In hindsight, I see how my Aunt Mary’s feelings might well have been sorely hurt by my reaction. If they were, she didn’t show it. Instead, she walked calmly over, lifted me to my feet, held me close, and explained things.
“Listen, Bobby. Maybe you were expecting something different. Maybe a toy would have made you happier for a week or month until it breaks or you get tired of it. But this you’ll have for a long time. May it keep you warm, your children, and maybe even their children one day.”
Now, if you’ll allow me a word and one wish:
To my Aunt Mary — happy 101st birthday. As you know, your words proved prophetic. That blanket’s traveled with me all this time. When I packed it up to take it Out West, I wondered if I’d need it in the Arizona desert. But true to its construct, it was a comfort wherever and whenever I felt out in the cold over the course of more than four decades. And you were right: my two children have reveled in its warmth as well over those years, as do two grandsons of mine these days, who’ve fallen asleep tucked under it as I’ve sat babysitting them moved and utterly amazed by a loving gift that’s continued to give me and mine so much.
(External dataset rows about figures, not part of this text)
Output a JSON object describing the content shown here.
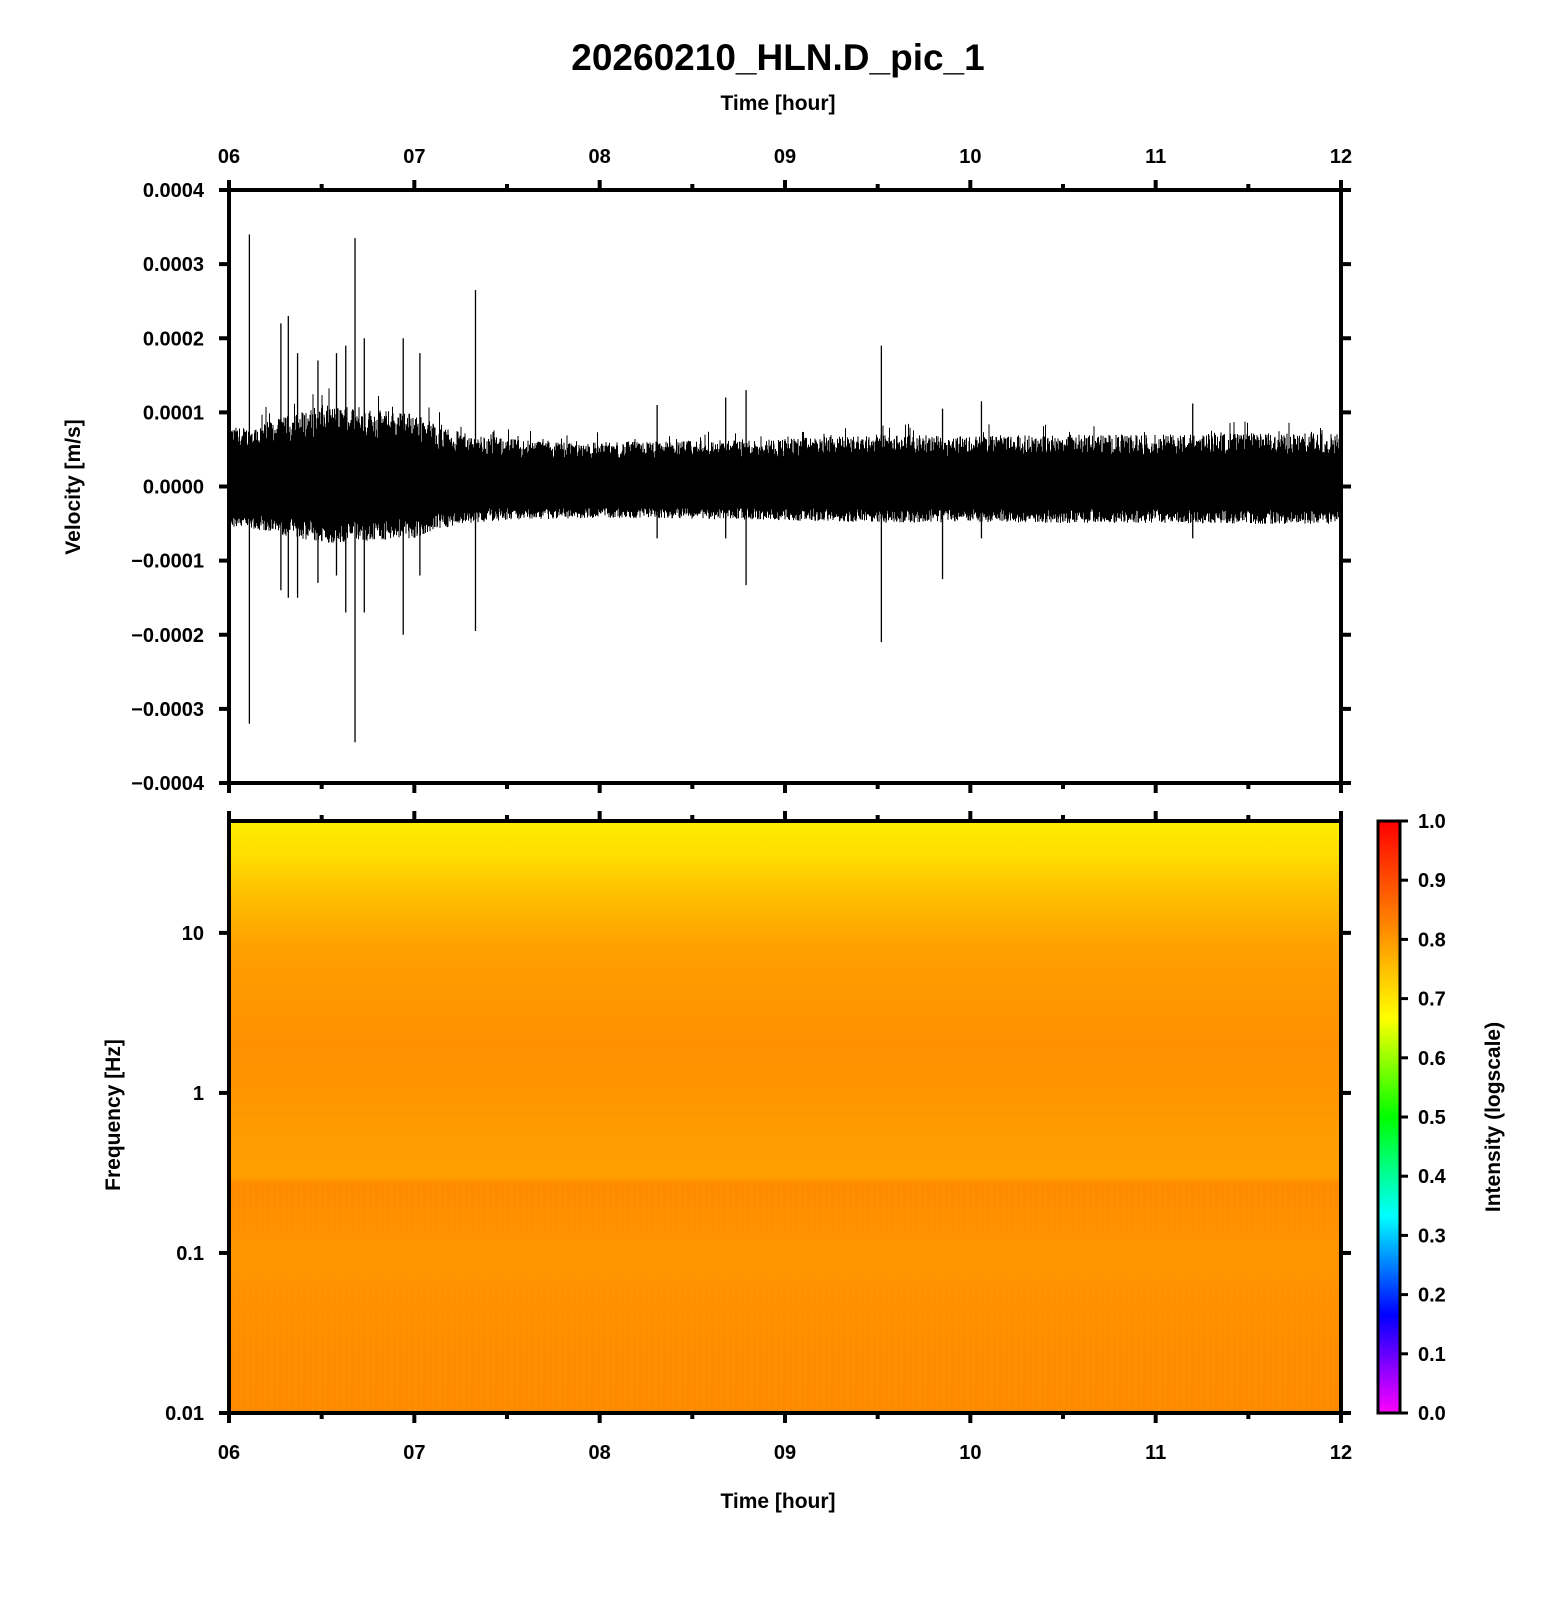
{
  "title": "20260210_HLN.D_pic_1",
  "chart_data": [
    {
      "type": "line",
      "name": "waveform",
      "xlabel": "Time [hour]",
      "ylabel": "Velocity [m/s]",
      "xlim": [
        6,
        12
      ],
      "ylim": [
        -0.0004,
        0.0004
      ],
      "x_ticks": [
        "06",
        "07",
        "08",
        "09",
        "10",
        "11",
        "12"
      ],
      "y_ticks": [
        "0.0004",
        "0.0003",
        "0.0002",
        "0.0001",
        "0.0000",
        "−0.0001",
        "−0.0002",
        "−0.0003",
        "−0.0004"
      ],
      "envelope_hours": [
        6.0,
        6.1,
        6.25,
        6.5,
        6.75,
        7.0,
        7.15,
        7.3,
        7.5,
        7.75,
        8.0,
        8.5,
        9.0,
        9.5,
        10.0,
        10.5,
        11.0,
        11.5,
        12.0
      ],
      "envelope_amplitude": [
        8e-05,
        8e-05,
        9e-05,
        0.00011,
        0.000105,
        0.0001,
        8e-05,
        7e-05,
        6.5e-05,
        6.2e-05,
        6e-05,
        6.2e-05,
        6.5e-05,
        7e-05,
        6.8e-05,
        7e-05,
        7e-05,
        7.2e-05,
        7.2e-05
      ],
      "spikes": [
        {
          "x": 6.11,
          "max": 0.00034,
          "min": -0.00032
        },
        {
          "x": 6.28,
          "max": 0.00022,
          "min": -0.00014
        },
        {
          "x": 6.32,
          "max": 0.00023,
          "min": -0.00015
        },
        {
          "x": 6.37,
          "max": 0.00018,
          "min": -0.00015
        },
        {
          "x": 6.48,
          "max": 0.00017,
          "min": -0.00013
        },
        {
          "x": 6.58,
          "max": 0.00018,
          "min": -0.00012
        },
        {
          "x": 6.63,
          "max": 0.00019,
          "min": -0.00017
        },
        {
          "x": 6.68,
          "max": 0.000335,
          "min": -0.000345
        },
        {
          "x": 6.73,
          "max": 0.0002,
          "min": -0.00017
        },
        {
          "x": 6.94,
          "max": 0.0002,
          "min": -0.0002
        },
        {
          "x": 7.03,
          "max": 0.00018,
          "min": -0.00012
        },
        {
          "x": 7.33,
          "max": 0.000265,
          "min": -0.000195
        },
        {
          "x": 8.31,
          "max": 0.00011,
          "min": -7e-05
        },
        {
          "x": 8.68,
          "max": 0.00012,
          "min": -7e-05
        },
        {
          "x": 8.79,
          "max": 0.00013,
          "min": -0.000133
        },
        {
          "x": 9.52,
          "max": 0.00019,
          "min": -0.00021
        },
        {
          "x": 9.85,
          "max": 0.000105,
          "min": -0.000125
        },
        {
          "x": 10.06,
          "max": 0.000115,
          "min": -7e-05
        },
        {
          "x": 11.2,
          "max": 0.000112,
          "min": -7e-05
        }
      ]
    },
    {
      "type": "heatmap",
      "name": "spectrogram",
      "xlabel": "Time [hour]",
      "ylabel": "Frequency [Hz]",
      "xlim": [
        6,
        12
      ],
      "ylim": [
        0.01,
        50
      ],
      "yscale": "log",
      "y_ticks": [
        "10",
        "1",
        "0.1",
        "0.01"
      ],
      "colorbar": {
        "label": "Intensity (logscale)",
        "range": [
          0.0,
          1.0
        ],
        "ticks": [
          "1.0",
          "0.9",
          "0.8",
          "0.7",
          "0.6",
          "0.5",
          "0.4",
          "0.3",
          "0.2",
          "0.1",
          "0.0"
        ],
        "stops": [
          {
            "v": 0.0,
            "color": "#ff00ff"
          },
          {
            "v": 0.166,
            "color": "#0000ff"
          },
          {
            "v": 0.333,
            "color": "#00ffff"
          },
          {
            "v": 0.5,
            "color": "#00ff00"
          },
          {
            "v": 0.666,
            "color": "#ffff00"
          },
          {
            "v": 1.0,
            "color": "#ff0000"
          }
        ]
      },
      "intensity_by_frequency": [
        {
          "f": 50,
          "v": 0.69
        },
        {
          "f": 30,
          "v": 0.71
        },
        {
          "f": 20,
          "v": 0.74
        },
        {
          "f": 12,
          "v": 0.77
        },
        {
          "f": 8,
          "v": 0.79
        },
        {
          "f": 5,
          "v": 0.8
        },
        {
          "f": 2,
          "v": 0.81
        },
        {
          "f": 1,
          "v": 0.805
        },
        {
          "f": 0.5,
          "v": 0.795
        },
        {
          "f": 0.3,
          "v": 0.79
        },
        {
          "f": 0.27,
          "v": 0.82
        },
        {
          "f": 0.1,
          "v": 0.805
        },
        {
          "f": 0.03,
          "v": 0.815
        },
        {
          "f": 0.01,
          "v": 0.82
        }
      ]
    }
  ]
}
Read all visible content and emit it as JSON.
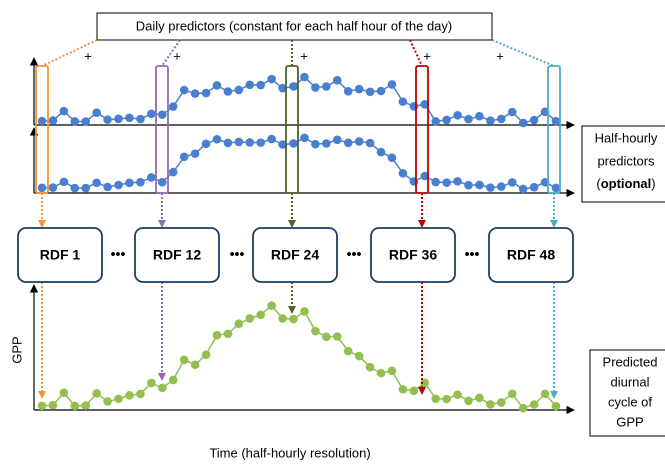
{
  "header": {
    "title": "Daily predictors (constant for each half hour of the day)"
  },
  "plus_signs": [
    "+",
    "+",
    "+",
    "+",
    "+"
  ],
  "side_labels": {
    "half_hourly": {
      "line1": "Half-hourly",
      "line2": "predictors",
      "open": "(",
      "bold": "optional",
      "close": ")"
    },
    "output": [
      "Predicted",
      "diurnal",
      "cycle of",
      "GPP"
    ]
  },
  "nodes": [
    {
      "label": "RDF 1"
    },
    {
      "label": "RDF 12"
    },
    {
      "label": "RDF 24"
    },
    {
      "label": "RDF 36"
    },
    {
      "label": "RDF 48"
    }
  ],
  "ellipses": [
    "•••",
    "•••",
    "•••",
    "•••"
  ],
  "axis": {
    "y_label": "GPP",
    "x_label": "Time (half-hourly resolution)"
  }
}
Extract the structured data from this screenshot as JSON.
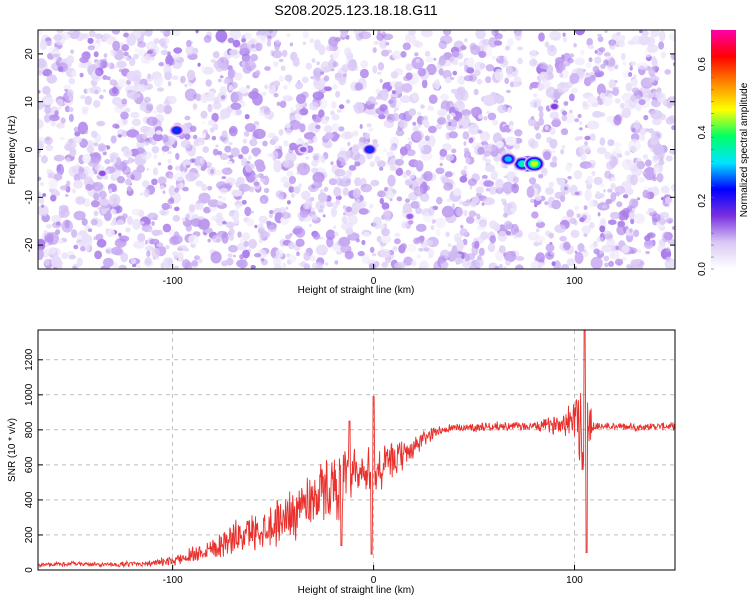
{
  "title": "S208.2025.123.18.18.G11",
  "chart_data": [
    {
      "type": "heatmap",
      "xlabel": "Height of straight line (km)",
      "ylabel": "Frequency (Hz)",
      "xlim": [
        -167,
        150
      ],
      "ylim": [
        -25,
        25
      ],
      "xticks": [
        -100,
        0,
        100
      ],
      "yticks": [
        -20,
        -10,
        0,
        10,
        20
      ],
      "colorbar": {
        "label": "Normalized spectral amplitude",
        "range": [
          0.0,
          0.7
        ],
        "ticks": [
          "0.0",
          "0.2",
          "0.4",
          "0.6"
        ],
        "colors": [
          "#ffffff",
          "#d9c8f5",
          "#7a30e0",
          "#0000ff",
          "#00e5ff",
          "#00ff66",
          "#ffff00",
          "#ff8800",
          "#ff0000",
          "#ff00aa"
        ]
      },
      "background_speckle_amplitude": 0.12,
      "blank_band_x": [
        73,
        78
      ],
      "hotspots": [
        {
          "x": 77,
          "y": -3,
          "value": 0.65
        },
        {
          "x": 74,
          "y": -3,
          "value": 0.35
        },
        {
          "x": 80,
          "y": -3,
          "value": 0.45
        },
        {
          "x": 67,
          "y": -2,
          "value": 0.3
        },
        {
          "x": -98,
          "y": 4,
          "value": 0.25
        },
        {
          "x": -2,
          "y": 0,
          "value": 0.25
        },
        {
          "x": 90,
          "y": 9,
          "value": 0.15
        },
        {
          "x": -135,
          "y": -5,
          "value": 0.14
        },
        {
          "x": 18,
          "y": -14,
          "value": 0.13
        },
        {
          "x": -35,
          "y": 0,
          "value": 0.13
        }
      ]
    },
    {
      "type": "line",
      "xlabel": "Height of straight line (km)",
      "ylabel": "SNR (10 * v/v)",
      "xlim": [
        -167,
        150
      ],
      "ylim": [
        0,
        1370
      ],
      "xticks": [
        -100,
        0,
        100
      ],
      "yticks": [
        0,
        200,
        400,
        600,
        800,
        1000,
        1200
      ],
      "series": [
        {
          "color": "#e8302c",
          "x": [
            -167,
            -150,
            -130,
            -110,
            -100,
            -90,
            -80,
            -70,
            -60,
            -50,
            -40,
            -30,
            -20,
            -10,
            0,
            10,
            20,
            30,
            40,
            50,
            60,
            70,
            80,
            90,
            95,
            100,
            103,
            105,
            107,
            110,
            120,
            130,
            140,
            150
          ],
          "y": [
            30,
            35,
            30,
            40,
            50,
            90,
            130,
            180,
            220,
            260,
            330,
            420,
            480,
            520,
            560,
            620,
            700,
            790,
            810,
            815,
            820,
            820,
            820,
            830,
            850,
            880,
            900,
            600,
            850,
            820,
            820,
            815,
            820,
            820
          ],
          "noise": [
            15,
            15,
            15,
            20,
            30,
            60,
            80,
            110,
            120,
            150,
            180,
            200,
            220,
            220,
            200,
            120,
            80,
            40,
            30,
            30,
            30,
            30,
            30,
            60,
            90,
            150,
            350,
            500,
            250,
            30,
            25,
            25,
            25,
            25
          ]
        }
      ]
    }
  ]
}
Just know, you taught me thoughtful gift-giving, among so many other things. In recent years, I’ve had two Afghans made for my kids and their children. May they speak as enduringly of my love for them as yours has to me. I love you beyond words and too few opportunities I’ve taken to tell you that.
And to all of you, Merry Christmas. Whenever and whatever you give, give with heart. Those are the real goods.